Labour Minister Marilyn More introduced amendments to the Workers' Compensation Act that would maintain full benefits for coal miners who have at least 20 years of experience.

More says the change is needed following a decision by the Workers' Compensation Appeals Tribunal earlier this year that calls for the reduction of benefits for workers who had shown improvements in their lung condition.

"This group of coal miners have always been treated differently as they spent most of — if not their entire — careers in an unhealthy, challenging and difficult environment," said More. "The last thing we want to do is to disadvantage this aging group any further."

More said the change would restore the original intent of the Act.

Shelley Rowan of the Workers' Compensation Board of Nova Scotia said the change would affect about 40 to 50 people currently in the appeals process.

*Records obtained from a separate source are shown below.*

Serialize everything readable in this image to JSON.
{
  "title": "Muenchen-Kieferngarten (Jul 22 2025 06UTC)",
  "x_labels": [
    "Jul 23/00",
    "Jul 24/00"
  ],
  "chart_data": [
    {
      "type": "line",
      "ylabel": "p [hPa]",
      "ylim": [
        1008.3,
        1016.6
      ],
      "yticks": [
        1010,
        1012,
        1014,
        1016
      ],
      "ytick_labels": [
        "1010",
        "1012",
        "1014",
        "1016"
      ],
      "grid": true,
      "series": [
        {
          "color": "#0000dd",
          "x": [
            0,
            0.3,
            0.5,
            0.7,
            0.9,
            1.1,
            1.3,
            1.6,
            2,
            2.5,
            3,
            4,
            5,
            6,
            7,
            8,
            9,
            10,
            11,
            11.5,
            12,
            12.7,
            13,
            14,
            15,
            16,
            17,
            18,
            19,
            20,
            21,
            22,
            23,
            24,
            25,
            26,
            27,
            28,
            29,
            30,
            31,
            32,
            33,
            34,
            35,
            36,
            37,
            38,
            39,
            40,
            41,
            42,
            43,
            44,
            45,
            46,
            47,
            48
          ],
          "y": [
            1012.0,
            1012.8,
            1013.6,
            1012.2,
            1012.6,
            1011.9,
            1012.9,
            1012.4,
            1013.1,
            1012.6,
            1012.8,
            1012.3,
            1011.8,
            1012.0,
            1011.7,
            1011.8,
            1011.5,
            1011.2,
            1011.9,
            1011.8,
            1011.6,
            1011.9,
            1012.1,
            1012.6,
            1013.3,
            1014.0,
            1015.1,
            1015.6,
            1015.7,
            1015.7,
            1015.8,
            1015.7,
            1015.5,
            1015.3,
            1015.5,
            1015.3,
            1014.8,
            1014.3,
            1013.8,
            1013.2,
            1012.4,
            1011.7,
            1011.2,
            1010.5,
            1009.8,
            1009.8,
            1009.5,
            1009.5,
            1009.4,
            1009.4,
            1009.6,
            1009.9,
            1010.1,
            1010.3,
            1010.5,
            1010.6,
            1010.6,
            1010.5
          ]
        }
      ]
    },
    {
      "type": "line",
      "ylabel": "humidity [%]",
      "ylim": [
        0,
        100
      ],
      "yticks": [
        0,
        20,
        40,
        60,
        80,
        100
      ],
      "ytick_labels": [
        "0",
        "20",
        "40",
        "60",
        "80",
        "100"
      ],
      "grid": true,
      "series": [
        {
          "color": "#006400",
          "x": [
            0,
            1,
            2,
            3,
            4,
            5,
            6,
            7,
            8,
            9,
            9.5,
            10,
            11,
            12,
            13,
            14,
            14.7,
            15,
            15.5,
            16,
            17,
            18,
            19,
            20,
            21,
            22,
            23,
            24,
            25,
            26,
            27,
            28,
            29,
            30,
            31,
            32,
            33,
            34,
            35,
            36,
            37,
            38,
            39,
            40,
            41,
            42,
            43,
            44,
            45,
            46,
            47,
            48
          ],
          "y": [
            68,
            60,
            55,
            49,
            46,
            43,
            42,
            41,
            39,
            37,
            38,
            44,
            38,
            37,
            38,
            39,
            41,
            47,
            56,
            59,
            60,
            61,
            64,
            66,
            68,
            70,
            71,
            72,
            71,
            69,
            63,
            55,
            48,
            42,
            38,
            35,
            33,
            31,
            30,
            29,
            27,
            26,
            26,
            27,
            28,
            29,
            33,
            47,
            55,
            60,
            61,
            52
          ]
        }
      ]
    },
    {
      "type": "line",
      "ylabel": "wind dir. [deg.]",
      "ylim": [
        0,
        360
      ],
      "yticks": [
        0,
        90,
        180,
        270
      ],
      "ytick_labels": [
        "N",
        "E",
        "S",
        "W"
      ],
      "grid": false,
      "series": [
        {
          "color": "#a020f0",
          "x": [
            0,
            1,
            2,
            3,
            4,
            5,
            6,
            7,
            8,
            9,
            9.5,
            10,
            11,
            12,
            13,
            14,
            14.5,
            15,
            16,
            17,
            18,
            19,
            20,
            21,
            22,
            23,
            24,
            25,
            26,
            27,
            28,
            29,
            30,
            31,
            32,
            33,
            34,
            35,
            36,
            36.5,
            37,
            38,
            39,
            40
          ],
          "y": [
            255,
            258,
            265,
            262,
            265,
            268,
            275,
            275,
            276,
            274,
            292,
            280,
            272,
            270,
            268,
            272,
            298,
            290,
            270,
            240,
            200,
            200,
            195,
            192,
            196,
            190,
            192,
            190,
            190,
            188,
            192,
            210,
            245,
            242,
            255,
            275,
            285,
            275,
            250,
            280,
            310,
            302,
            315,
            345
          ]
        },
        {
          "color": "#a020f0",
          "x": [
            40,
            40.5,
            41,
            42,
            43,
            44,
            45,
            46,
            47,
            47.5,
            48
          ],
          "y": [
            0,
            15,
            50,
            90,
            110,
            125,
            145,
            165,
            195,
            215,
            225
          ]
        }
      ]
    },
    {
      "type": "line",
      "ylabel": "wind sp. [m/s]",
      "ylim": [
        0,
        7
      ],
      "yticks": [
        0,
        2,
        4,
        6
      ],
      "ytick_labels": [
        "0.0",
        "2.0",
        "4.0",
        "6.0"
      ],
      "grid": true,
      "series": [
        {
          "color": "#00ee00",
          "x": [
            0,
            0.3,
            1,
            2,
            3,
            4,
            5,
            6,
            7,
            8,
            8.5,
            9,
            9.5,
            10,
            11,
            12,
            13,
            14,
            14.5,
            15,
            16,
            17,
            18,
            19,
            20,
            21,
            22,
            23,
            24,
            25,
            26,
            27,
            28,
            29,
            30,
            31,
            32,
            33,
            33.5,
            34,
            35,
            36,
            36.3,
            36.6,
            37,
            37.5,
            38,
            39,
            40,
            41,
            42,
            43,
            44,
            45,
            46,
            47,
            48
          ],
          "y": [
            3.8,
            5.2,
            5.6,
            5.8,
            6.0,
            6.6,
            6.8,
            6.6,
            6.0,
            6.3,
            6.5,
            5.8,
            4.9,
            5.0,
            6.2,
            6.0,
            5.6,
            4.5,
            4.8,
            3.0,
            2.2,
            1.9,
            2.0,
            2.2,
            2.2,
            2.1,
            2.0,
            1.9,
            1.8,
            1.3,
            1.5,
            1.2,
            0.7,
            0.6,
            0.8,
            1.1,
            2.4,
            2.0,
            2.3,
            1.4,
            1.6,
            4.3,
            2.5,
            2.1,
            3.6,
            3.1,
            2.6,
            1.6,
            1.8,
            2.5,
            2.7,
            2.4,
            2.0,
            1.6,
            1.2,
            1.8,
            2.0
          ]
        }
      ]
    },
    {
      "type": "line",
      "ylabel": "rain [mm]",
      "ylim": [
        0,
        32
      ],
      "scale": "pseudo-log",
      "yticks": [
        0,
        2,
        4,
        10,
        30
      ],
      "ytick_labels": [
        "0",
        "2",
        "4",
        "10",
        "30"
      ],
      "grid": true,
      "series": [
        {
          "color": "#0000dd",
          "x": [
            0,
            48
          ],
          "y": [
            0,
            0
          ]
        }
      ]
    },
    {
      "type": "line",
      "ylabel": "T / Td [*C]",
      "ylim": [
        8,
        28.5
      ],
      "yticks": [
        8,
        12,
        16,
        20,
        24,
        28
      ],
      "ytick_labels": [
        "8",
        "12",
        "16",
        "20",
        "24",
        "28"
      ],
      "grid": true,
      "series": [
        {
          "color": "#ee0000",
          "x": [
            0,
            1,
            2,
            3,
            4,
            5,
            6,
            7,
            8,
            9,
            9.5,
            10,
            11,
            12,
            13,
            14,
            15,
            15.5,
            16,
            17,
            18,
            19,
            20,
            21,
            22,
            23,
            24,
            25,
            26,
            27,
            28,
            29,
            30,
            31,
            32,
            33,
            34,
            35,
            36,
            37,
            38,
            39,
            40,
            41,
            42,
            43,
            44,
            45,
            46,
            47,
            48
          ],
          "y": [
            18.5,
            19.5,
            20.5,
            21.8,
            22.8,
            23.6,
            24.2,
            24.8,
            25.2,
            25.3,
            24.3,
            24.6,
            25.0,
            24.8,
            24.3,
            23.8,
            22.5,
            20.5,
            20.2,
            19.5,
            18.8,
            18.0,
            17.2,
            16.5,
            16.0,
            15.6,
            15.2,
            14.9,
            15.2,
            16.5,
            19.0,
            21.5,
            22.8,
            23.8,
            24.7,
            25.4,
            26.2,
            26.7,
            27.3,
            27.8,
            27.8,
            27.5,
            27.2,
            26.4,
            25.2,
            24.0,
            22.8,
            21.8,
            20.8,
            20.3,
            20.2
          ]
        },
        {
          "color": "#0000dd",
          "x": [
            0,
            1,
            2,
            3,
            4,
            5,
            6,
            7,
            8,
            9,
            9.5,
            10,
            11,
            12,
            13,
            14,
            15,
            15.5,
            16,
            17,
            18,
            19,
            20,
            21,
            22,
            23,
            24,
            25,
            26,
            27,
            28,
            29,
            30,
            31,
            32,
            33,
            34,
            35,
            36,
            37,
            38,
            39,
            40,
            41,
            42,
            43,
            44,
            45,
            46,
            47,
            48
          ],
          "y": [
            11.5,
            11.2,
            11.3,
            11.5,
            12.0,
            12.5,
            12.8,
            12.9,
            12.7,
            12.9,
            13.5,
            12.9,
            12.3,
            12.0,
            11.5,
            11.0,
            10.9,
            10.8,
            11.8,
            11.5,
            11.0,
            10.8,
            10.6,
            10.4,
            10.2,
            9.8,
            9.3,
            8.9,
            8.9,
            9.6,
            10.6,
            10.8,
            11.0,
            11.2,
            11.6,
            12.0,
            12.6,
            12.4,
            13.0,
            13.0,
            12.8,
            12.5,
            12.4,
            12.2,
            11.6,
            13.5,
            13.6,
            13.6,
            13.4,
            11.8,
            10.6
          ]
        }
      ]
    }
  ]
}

"Individual benefits are based on your income at the time and it's a percentage basically of your income," said Rowan.

She said the board pays about $4 million a year in benefits to about 700 former coal miners. Rowan said another group of about 900 workers from a range of industries aren't covered by the amendment and could face benefit reductions if they show improvements in lung function.

Bobby Gillis, a former coal miner who represents the group Cape Breton Injured Workers, said he was satisfied the change would provide at least some help to aging miners who have little income.

The change will ensure the miners maintain "hundreds of dollars," per month, he said.

"It's peanuts, these guys are just living," Gillis said.